CVE-2025-52435 is a vulnerability classified under CWE-5 (J2EE Misconfiguration) affecting Apache Mynewt NimBLE versions up to 1.8.0. NimBLE is an open-source Bluetooth Low Energy (BLE) stack used in embedded and IoT devices. The vulnerability arises from improper handling of the Pause Encryption procedure at the Link Layer, which is part of the BLE protocol responsible for securing data transmissions. Specifically, when the Pause Encryption procedure is invoked, the connection that was previously encrypted can be left in an unencrypted state unintentionally. This misconfiguration allows an attacker within radio range to eavesdrop on the BLE communication after encryption has been paused, exposing sensitive data transmitted over the connection. The vulnerability is remotely exploitable without requiring any privileges or user interaction, increasing its risk profile. The CVSS v3.1 base score is 7.5 (high), reflecting the ease of exploitation and the high impact on confidentiality, while integrity and availability remain unaffected. The issue was publicly disclosed on January 10, 2026, and fixed in Apache NimBLE version 1.9.0. No known exploits are currently reported in the wild. This vulnerability primarily affects embedded systems and IoT devices that rely on Apache NimBLE for BLE communications, including medical devices, industrial sensors, and consumer electronics.

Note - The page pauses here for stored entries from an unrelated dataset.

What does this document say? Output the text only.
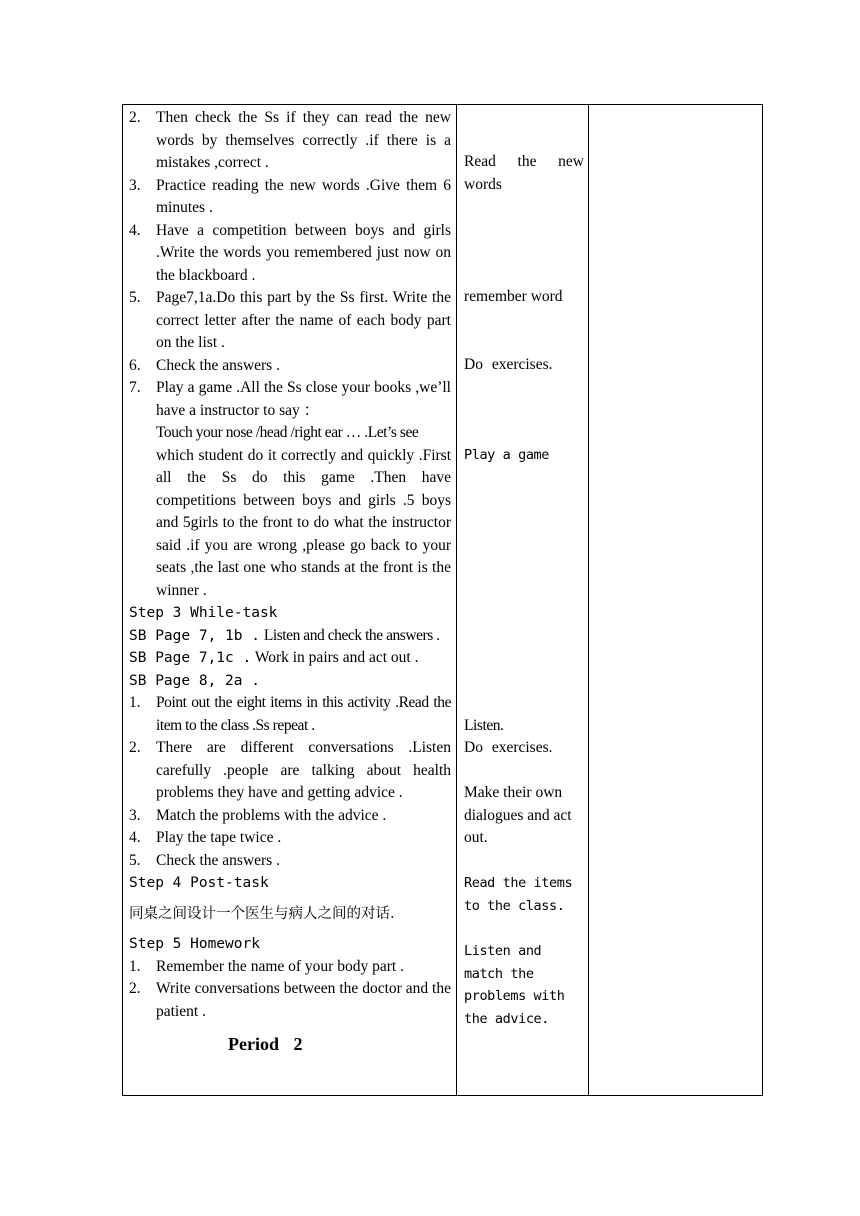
2. Then check the Ss if they can read the new words by themselves correctly .if there is a mistakes ,correct .
3. Practice reading the new words .Give them 6 minutes .
4. Have a competition between boys and girls .Write the words you remembered just now on the blackboard .
5. Page7,1a.Do this part by the Ss first. Write the correct letter after the name of each body part on the list .
6. Check the answers .
7. Play a game .All the Ss close your books ,we’ll have a instructor to say ：
Touch your nose /head /right ear … .Let’s see
which student do it correctly and quickly .First all the Ss do this game .Then have competitions between boys and girls .5 boys and 5girls to the front to do what the instructor said .if you are wrong ,please go back to your seats ,the last one who stands at the front is the winner .
Step 3 While-task
SB Page 7, 1b . Listen and check the answers .
SB Page 7,1c . Work in pairs and act out .
SB Page 8, 2a .
1. Point out the eight items in this activity .Read the item to the class .Ss repeat .
2. There are different conversations .Listen carefully .people are talking about health problems they have and getting advice .
3. Match the problems with the advice .
4. Play the tape twice .
5. Check the answers .
Step 4 Post-task
同桌之间设计一个医生与病人之间的对话.
Step 5 Homework
1. Remember the name of your body part .
2. Write conversations between the doctor and the patient .
Period 2
Read the new words
remember word
Do exercises.
Play a game
Listen.
Do exercises.
Make their own dialogues and act out.
Read the items to the class.
Listen and match the problems with the advice.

For European organizations, the impact of CVE-2025-52435 is significant in sectors relying heavily on BLE-enabled IoT devices, such as healthcare, manufacturing, smart cities, and consumer electronics. The exposure of sensitive data through unencrypted BLE transmissions can lead to breaches of personal data, intellectual property theft, and loss of customer trust. In healthcare, compromised medical device communications could endanger patient safety and violate GDPR requirements for data protection. Industrial environments using BLE sensors for monitoring and control could face operational risks if sensitive telemetry is intercepted. Although the vulnerability does not affect data integrity or availability, the confidentiality breach alone can have severe regulatory and reputational consequences. The lack of authentication or user interaction needed for exploitation means attackers can silently intercept data, increasing the risk of undetected espionage or data leakage. Organizations using affected versions of Apache NimBLE in their device fleets must consider the risk of widespread exposure, especially in environments with dense device deployments.

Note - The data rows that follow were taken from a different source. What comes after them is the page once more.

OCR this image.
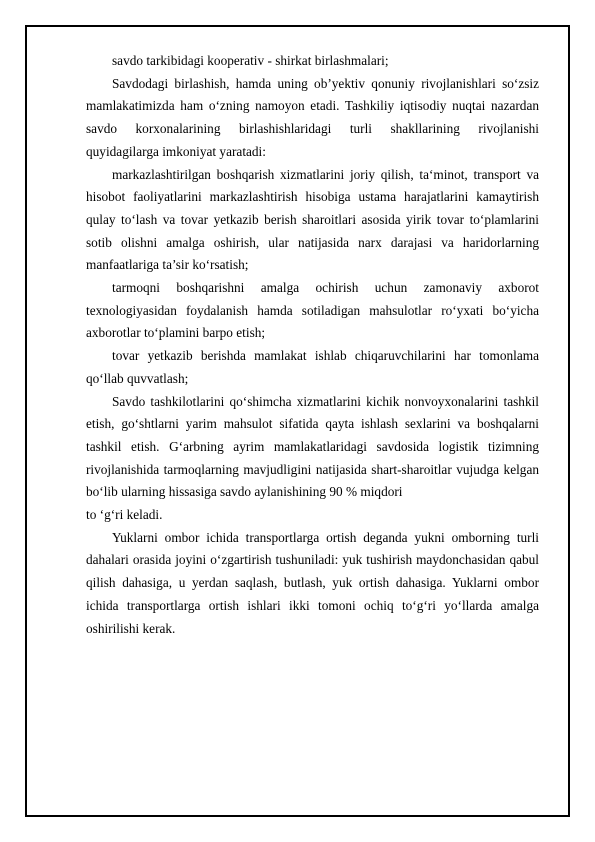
savdo tarkibidagi kooperativ - shirkat birlashmalari;

Savdodagi birlashish, hamda uning ob’yektiv qonuniy rivojlanishlari so‘zsiz mamlakatimizda ham o‘zning namoyon etadi. Tashkiliy iqtisodiy nuqtai nazardan savdo korxonalarining birlashishlaridagi turli shakllarining rivojlanishi quyidagilarga imkoniyat yaratadi:

markazlashtirilgan boshqarish xizmatlarini joriy qilish, ta‘minot, transport va hisobot faoliyatlarini markazlashtirish hisobiga ustama harajatlarini kamaytirish qulay to‘lash va tovar yetkazib berish sharoitlari asosida yirik tovar to‘plamlarini sotib olishni amalga oshirish, ular natijasida narx darajasi va haridorlarning manfaatlariga ta’sir ko‘rsatish;

tarmoqni boshqarishni amalga ochirish uchun zamonaviy axborot texnologiyasidan foydalanish hamda sotiladigan mahsulotlar ro‘yxati bo‘yicha axborotlar to‘plamini barpo etish;

tovar yetkazib berishda mamlakat ishlab chiqaruvchilarini har tomonlama qo‘llab quvvatlash;

Savdo tashkilotlarini qo‘shimcha xizmatlarini kichik nonvoyxonalarini tashkil etish, go‘shtlarni yarim mahsulot sifatida qayta ishlash sexlarini va boshqalarni tashkil etish. G‘arbning ayrim mamlakatlaridagi savdosida logistik tizimning rivojlanishida tarmoqlarning mavjudligini natijasida shart-sharoitlar vujudga kelgan bo‘lib ularning hissasiga savdo aylanishining 90 % miqdori

to ‘g‘ri keladi.

Yuklarni ombor ichida transportlarga ortish deganda yukni omborning turli dahalari orasida joyini o‘zgartirish tushuniladi: yuk tushirish maydonchasidan qabul qilish dahasiga, u yerdan saqlash, butlash, yuk ortish dahasiga. Yuklarni ombor ichida transportlarga ortish ishlari ikki tomoni ochiq to‘g‘ri yo‘llarda amalga oshirilishi kerak.
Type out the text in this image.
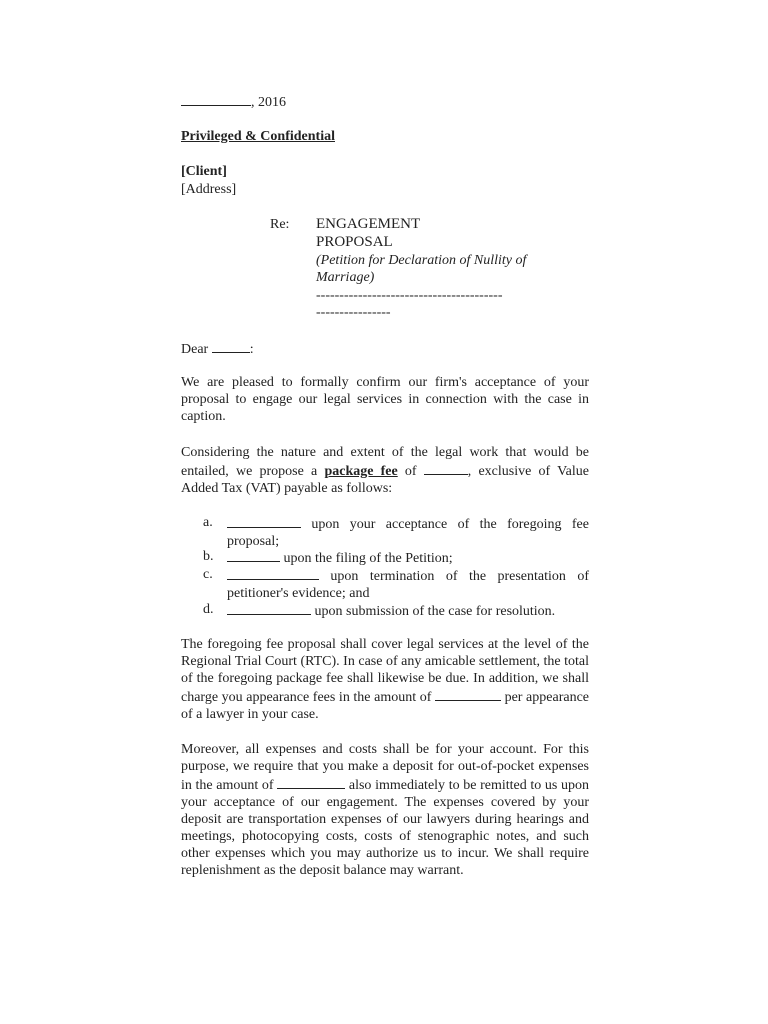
, 2016
Privileged & Confidential
[Client]
[Address]
Re: ENGAGEMENT
PROPOSAL
(Petition for Declaration of Nullity of
Marriage)
----------------------------------------
----------------
Dear	:
We are pleased to formally confirm our firm's acceptance of your proposal to engage our legal services in connection with the case in caption.
Considering the nature and extent of the legal work that would be entailed, we propose a package fee of	, exclusive of Value Added Tax (VAT) payable as follows:
a.	upon your acceptance of the foregoing fee proposal;
b.	upon the filing of the Petition;
c.	upon termination of the presentation of petitioner's evidence; and
d.	upon submission of the case for resolution.
The foregoing fee proposal shall cover legal services at the level of the Regional Trial Court (RTC). In case of any amicable settlement, the total of the foregoing package fee shall likewise be due. In addition, we shall charge you appearance fees in the amount of	per appearance of a lawyer in your case.
Moreover, all expenses and costs shall be for your account. For this purpose, we require that you make a deposit for out-of-pocket expenses in the amount of	also immediately to be remitted to us upon your acceptance of our engagement. The expenses covered by your deposit are transportation expenses of our lawyers during hearings and meetings, photocopying costs, costs of stenographic notes, and such other expenses which you may authorize us to incur. We shall require replenishment as the deposit balance may warrant.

The primary mitigation is to upgrade all affected Apache NimBLE instances to version 1.9.0 or later, where the Pause Encryption handling flaw has been corrected. Organizations should implement a comprehensive inventory of devices using NimBLE to identify vulnerable versions. For devices that cannot be immediately upgraded, network-level controls such as restricting BLE communication range or employing physical security measures to limit attacker proximity can reduce risk. Additionally, monitoring BLE traffic for anomalies or unexpected unencrypted transmissions may help detect exploitation attempts. Device manufacturers should review their BLE security configurations and consider implementing additional encryption layers or secure pairing mechanisms. Security teams should also ensure that firmware update mechanisms are secure and capable of rapid deployment to mitigate this and future vulnerabilities. Finally, organizations should educate users and administrators about the risks of BLE vulnerabilities and enforce policies to minimize exposure.